Against that backdrop, Gov. Phil Murphy’s proposed state budget includes $100 million for addressing the opioid epidemic. In a visit Tuesday to the Trenton Rescue Mission, he and Cabinet members provided additional detail about what Murphy calls an “all-in effort” to deal with the crisis.

  • $56 million would go toward prevention, treatment and recovery, two-thirds of which would expand access to community based outpatient programs.
  • $31 million would be used to address social risk factors that can derail a person’s efforts to remain sober, such as unemployment and homelessness.
  • $13 million would support development of better technology, such as electronic health records, so the state and addiction services providers can better track data and figure out what’s needed and where.

“We have studied this across departments, and we’re putting forward a program that we think has the best chance to crack the back of this epidemic,” Murphy said.

“The funds will also enhance our data infrastructure, which will help us evaluate the efficacy of our efforts in real time and identify hot spots of the epidemic that will inform a targeted, public health approach,” said Health Commissioner Shereef Elnahal.

Murphy likened the emphasis on data to the impact that advanced analytics brought to Major League Baseball: “You are seeing us evolve from making decisions based on our gut feeling to Moneyball. Let’s figure out exactly what’s working, what’s not working, in real time.”

Last year, then-Gov. Chris Christie announced he would redirect $200 million in funding to various opioid-related initiatives. Murphy said about $90 million of that has actually been spent and that the balance will not be.

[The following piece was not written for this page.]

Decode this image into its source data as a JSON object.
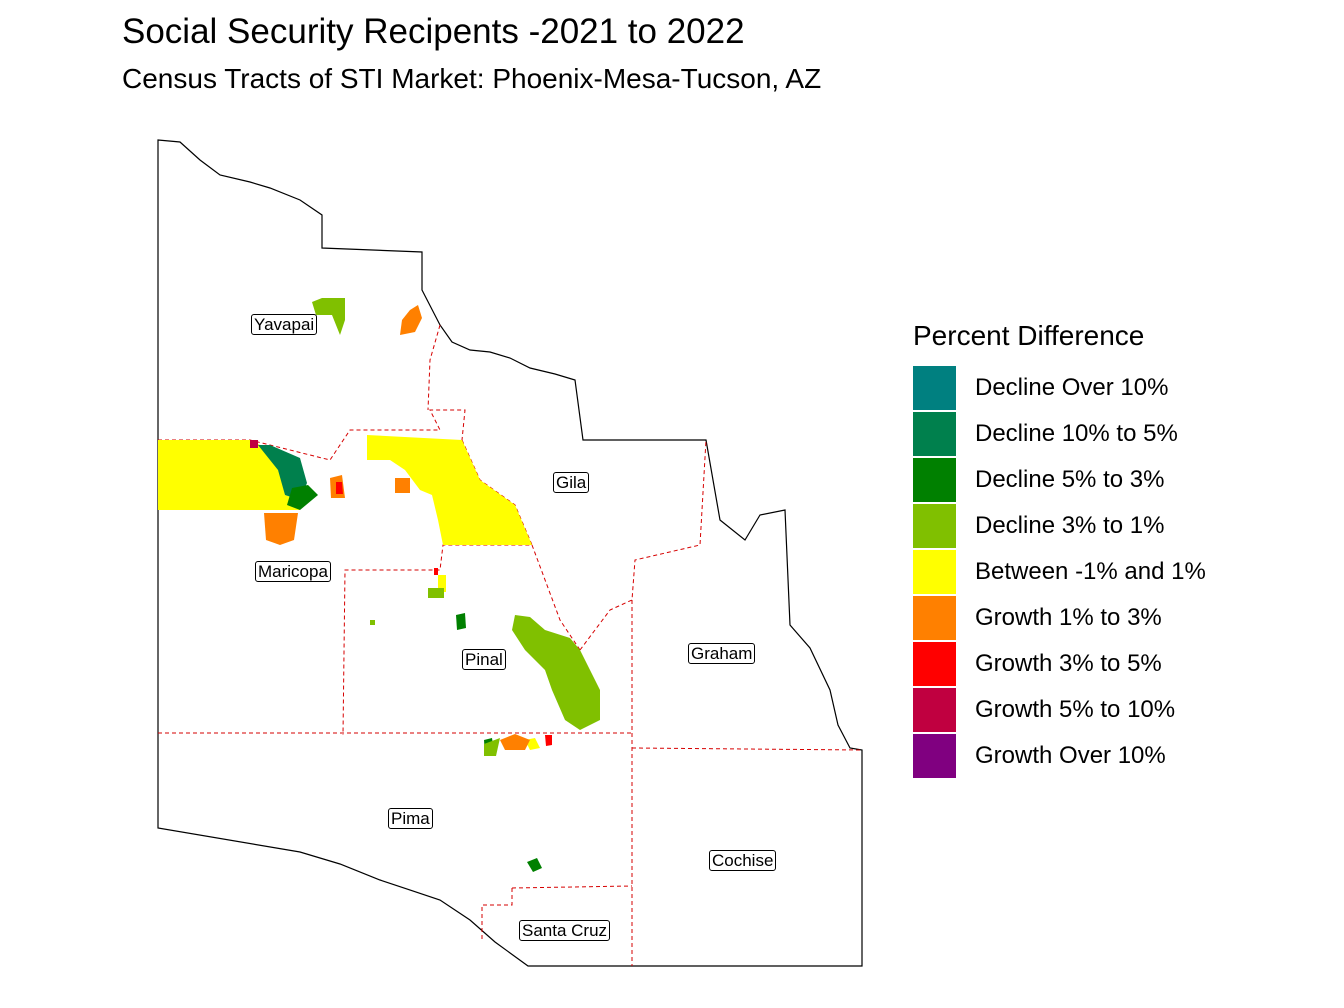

Murphy and Elnahal said portions of that plan could be kept, if they’ve been effective. But Murphy said one aspect won’t be repeated – the advertising campaign that prominently featured the governor.

Murphy, a Democrat who hasn’t been shy about criticizing his Republican predecessor, said it is not personal but that the ads simply aren’t effective.

“Sixty-year-old guys talking to young kids about addiction and the perils of addiction does not work,” Murphy said. “We’re not going to be doing any television programs – with yours truly or frankly at this point with anybody.”

Murphy said he heard some “pretty cool ideas” at a recent National Governors Association meeting about peer-to-peer opportunities, including through social media. Those aren’t currently in the budget plan but could be added later.

“I think if you’re a television production firm, you’re going to be disappointed. Let me start with that. Because that’s not the way we’re going to go,” Murphy said.

Kivvit, the public affairs and communications firm that handled the Reach NJ campaign, announced Tuesday that the campaign won a silver medal for “Best Government/Public Service Campaign” in the “Bulldog Awards.”

Three individual TV ads produced for the Reach TV campaign won other awards earlier. None were the ads that featured Christie.